Dias atrás, a publicação anunciou uma atualização em sua metodologia, com uma reprodução de assinante passando a equivaler a 2,5 streams de usuários que não são assinantes.
Antes, essa proporção era de 3:1, o que reduzia ainda mais o impacto das reproduções gratuitas nas paradas. Apesar do ajuste, Cohen classificou a fórmula como “ultrapassada” por considerar que ela ignora o alto nível de engajamento de fãs que consomem música sem assinatura paga.
Segundo ele, o YouTube defendia uma proporção de 1:1, tratando todos os streams como equivalentes para fins de classificação.
YouTube deixou de contabilizar reproduções da Billboard
Cohen também destacou que o streaming representa cerca de 84% da receita da música gravada nos Estados Unidos, reforçando o argumento de que o engajamento, e não apenas a conversão em assinaturas, deveria ter maior peso na mensuração da popularidade de artistas.
Do ponto de vista do YouTube, a metodologia atual subestima o trabalho dos artistas na construção de audiência e engajamento dentro da plataforma, especialmente considerando seu alcance global e seu papel na descoberta musical.
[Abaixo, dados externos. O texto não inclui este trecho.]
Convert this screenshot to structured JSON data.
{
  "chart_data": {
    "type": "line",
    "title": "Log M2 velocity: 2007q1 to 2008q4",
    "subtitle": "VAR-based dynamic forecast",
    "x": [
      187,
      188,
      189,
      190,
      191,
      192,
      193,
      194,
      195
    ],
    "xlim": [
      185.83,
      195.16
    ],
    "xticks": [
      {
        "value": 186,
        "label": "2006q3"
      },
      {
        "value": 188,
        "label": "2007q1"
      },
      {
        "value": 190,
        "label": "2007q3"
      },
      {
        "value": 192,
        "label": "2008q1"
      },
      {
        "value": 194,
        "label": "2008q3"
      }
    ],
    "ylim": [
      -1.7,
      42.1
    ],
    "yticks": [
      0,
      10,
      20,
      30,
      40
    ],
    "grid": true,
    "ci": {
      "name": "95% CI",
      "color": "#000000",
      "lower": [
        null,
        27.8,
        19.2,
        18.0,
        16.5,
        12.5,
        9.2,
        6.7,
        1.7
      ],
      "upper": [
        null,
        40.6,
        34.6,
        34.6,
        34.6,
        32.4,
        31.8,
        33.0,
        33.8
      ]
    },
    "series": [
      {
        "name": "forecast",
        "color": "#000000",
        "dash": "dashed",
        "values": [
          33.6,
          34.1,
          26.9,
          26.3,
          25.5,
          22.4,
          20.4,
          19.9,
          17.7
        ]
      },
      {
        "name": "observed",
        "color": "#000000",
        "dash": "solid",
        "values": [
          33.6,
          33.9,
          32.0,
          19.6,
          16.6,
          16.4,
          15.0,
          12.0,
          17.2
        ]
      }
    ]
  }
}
Ainda não está claro se o desacordo se limita apenas à proporção entre reproduções pagas e gratuitas ou se envolve também a definição do que é considerado um stream válido sob demanda.
Assim como ocorre em outras plataformas como o Spotify, algumas reproduções automáticas, iniciadas após o término de uma faixa escolhida pelo usuário, podem ser excluídas das contagens oficiais da Billboard.
O que diz a Billboard?
Em nota oficial, um porta-voz da revista afirmou que existem diversas formas para os fãs apoiarem os artistas e que cada uma ocupa um papel específico no ecossistema musical.
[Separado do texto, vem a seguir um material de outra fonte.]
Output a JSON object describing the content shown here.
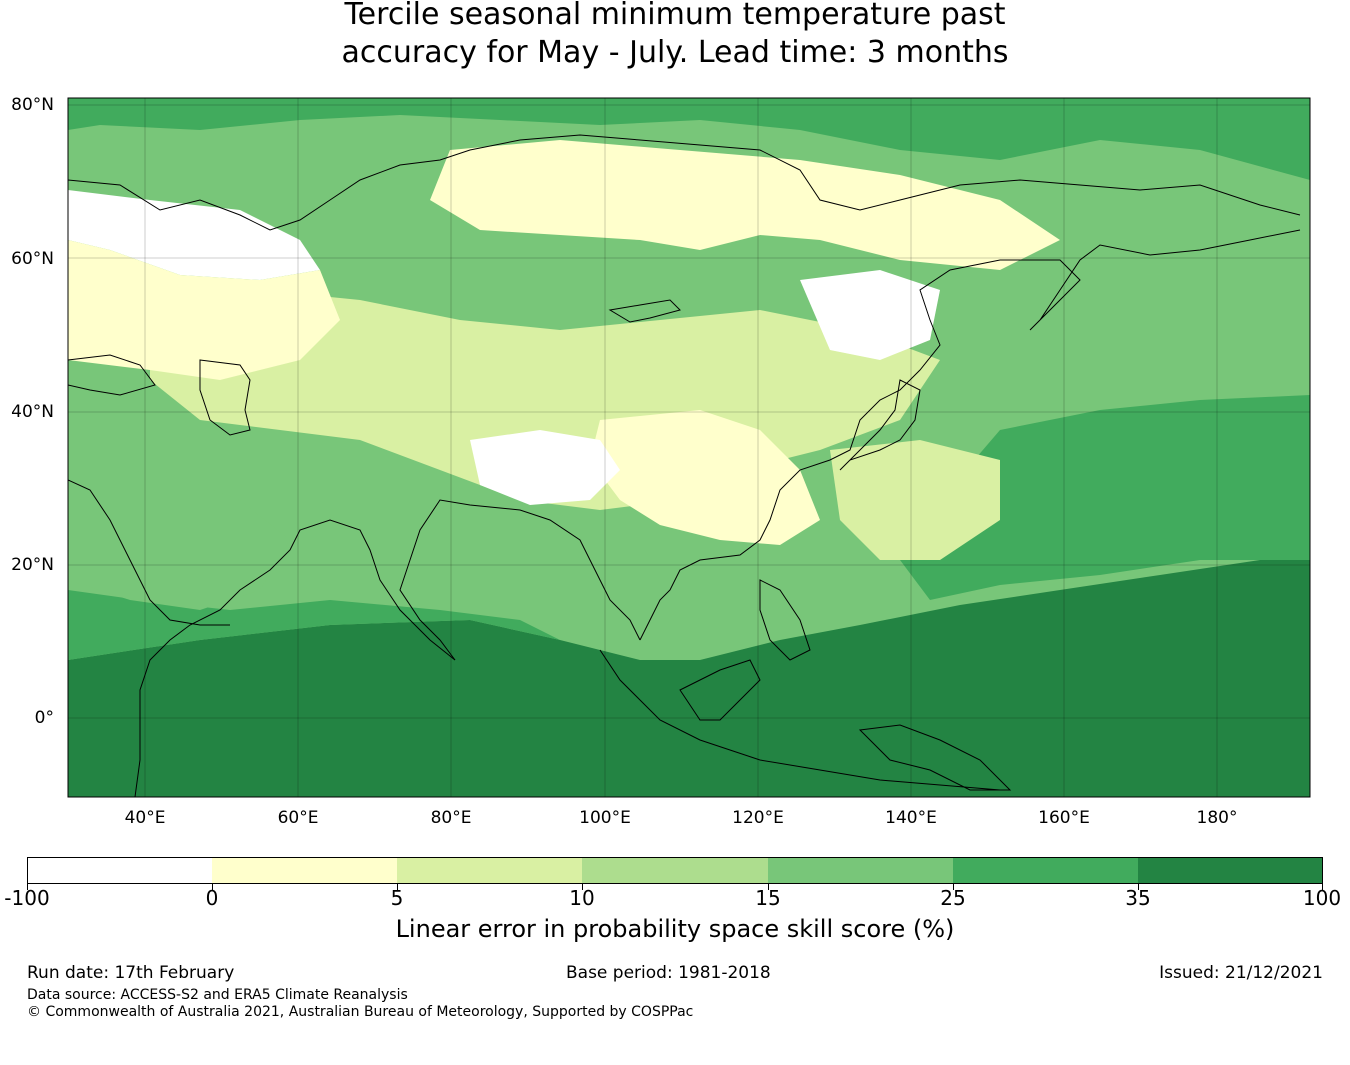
{
  "title_line1": "Tercile seasonal minimum temperature past",
  "title_line2": "accuracy for May - July. Lead time: 3 months",
  "map": {
    "lat_labels": [
      "80°N",
      "60°N",
      "40°N",
      "20°N",
      "0°"
    ],
    "lon_labels": [
      "40°E",
      "60°E",
      "80°E",
      "100°E",
      "120°E",
      "140°E",
      "160°E",
      "180°"
    ]
  },
  "colorbar": {
    "title": "Linear error in probability space skill score (%)",
    "bounds": [
      "-100",
      "0",
      "5",
      "10",
      "15",
      "25",
      "35",
      "100"
    ],
    "colors": [
      "#ffffff",
      "#ffffcc",
      "#d9f0a3",
      "#addd8e",
      "#78c679",
      "#41ab5d",
      "#238443"
    ]
  },
  "footer": {
    "run_date": "Run date: 17th February",
    "base_period": "Base period: 1981-2018",
    "issued": "Issued: 21/12/2021",
    "data_source": "Data source: ACCESS-S2 and ERA5 Climate Reanalysis",
    "copyright": "© Commonwealth of Australia 2021, Australian Bureau of Meteorology, Supported by COSPPac"
  }
}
A Billboard destacou ainda que suas paradas buscam equilibrar múltiplos fatores, como acesso do consumidor, análise de receita, validação de dados e orientação da indústria, e expressou a expectativa de que o YouTube reconsidere sua posição e volte a colaborar na mensuração da popularidade musical.
A Pitchfork entrou em contato também com representantes do YouTube solicitando mais esclarecimentos, mas não obteve resposta até o fechamento da reportagem.